Once she got them together, they were able to agree on a model to connect the newly arrived migrants with some form of vocational training, particularly in the woodwork sector. So instead of waiting of as much as a year for work authorization, the new arrivals were able to get involved in an apprenticeship work within weeks. The first group consisted of 18 Syrians, Eritreans, and Afghans "with a real chance of staying," says Steffen Täubert, who worked with Ms. Schweinsburg on the project.

Ultimately, the goal is for refugees like Tajik to commit to three-year contracts. Based on a mixture of self-interest and mutual trust, the deal would include more than just vocational basics. Meißner would commit to educating his young trainee, giving him a small stipend for his work. In exchange, the craftsman could secure his workforce for years to come. Tajik, for his part, would have to commit to working with Meißner while also going to school – as part of Germany's demanding "dual vocational training system," where trainees learn a trade both on the job and in school – until the apprenticeship ended.

But first, Meißner says, Tajik needs to catch up on language and other skills. “It’s not as though you can just hire a trainee and that’s it,” he says.

It's a serious commitment. “We’re talking about giving refugees a real, long-term work perspective as qualified workers, not as jobbers who make quick money and disappear,” says Mr. Täubert. “We can’t say for sure they’ll stay. But even if they don’t, we can’t wait until their asylum application process is over to start. We have start from the first day they arrive.”

A boost for Germany

The project is not limited to Zeulenroda. From from Cottbus to Munich and Erfurt, new initiatives to connect refugees with hands-on training of a craft or a trade have multiplied rapidly in recent months.

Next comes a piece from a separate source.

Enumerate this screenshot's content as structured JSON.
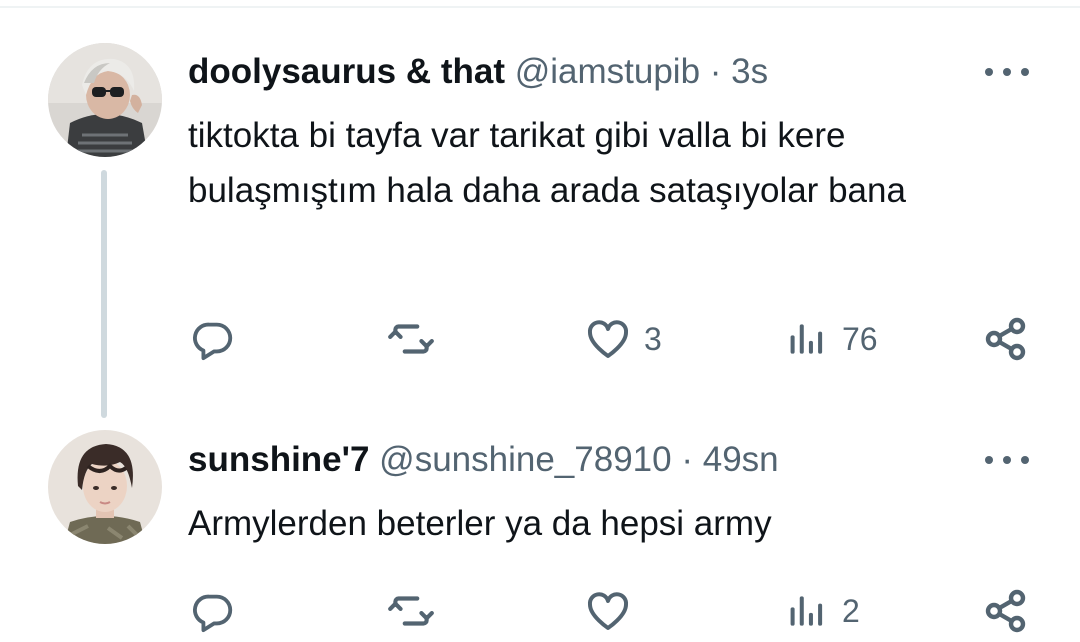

In aging regions like East Thuringia, one motivation is that craftspeople badly need qualified workers. Germany’s rigorous vocational path is demanding, and apprentices are hard to find these days. More and more, young people lack the skills or the will to find and keep a job during three years of their apprenticeships, says Meißner. The East Thuringia chamber of commerce and industry filled only 735 out of the 1,000 apprenticeship positions available this year. Sixty percent of local businesses here said they’d be open to hire refugees, according to a local survey.

“If we expect refugees to be here for the long term,” says Klaus Zimmermann of the Center for European Studies at Harvard University, it's a "chance both for us and for the refugees.”

“And if they end up going home and use the training to rebuild their country, it is also good,” he adds.

Experts agree that refugees won't remedy the country's lack of skilled workers. According to studies by education economist Ludger Wößmann of the Ifo Institute for Economic Research in Munich, the level of education of young Syrian refugees is much lower than that of their German counterparts. They tend to be older, and, “after all they’ve gone through, the last thing they want is to sit in a classroom forever,” Mr. Wößmann says.

He argues that the German vocational model should be made less rigorous, thus more accessible, to refugees. “We have to get them into jobs after one or two years.”

But even those who disagree about softening Germany's standards for refugees agree that it is essential to get them into the vocational training system.

Hans Peter Wollseifer, president of the Skilled Crafts Organization in Berlin, says that too often, refugees stick with low-paying jobs to send wages home or repay smugglers. “Odd jobs won't get the refugees anywhere,” he says. “We don't need hundreds of thousands of people pushing wheelbarrows; we need skilled people, and lots of them.”

Regardless, the benefits to both refugees like Tajik and employers like Meißner are clear. For Tajik, an apprenticeship with the glazier here could help him stay in a town he says has become “my home.”

And for Meißner, Tajik could be the new blood he needs to keep sustain a business that’s been in the family for 200 years. “Young people don’t want to get their hands dirty, to carry heavy stuff anymore,” he says.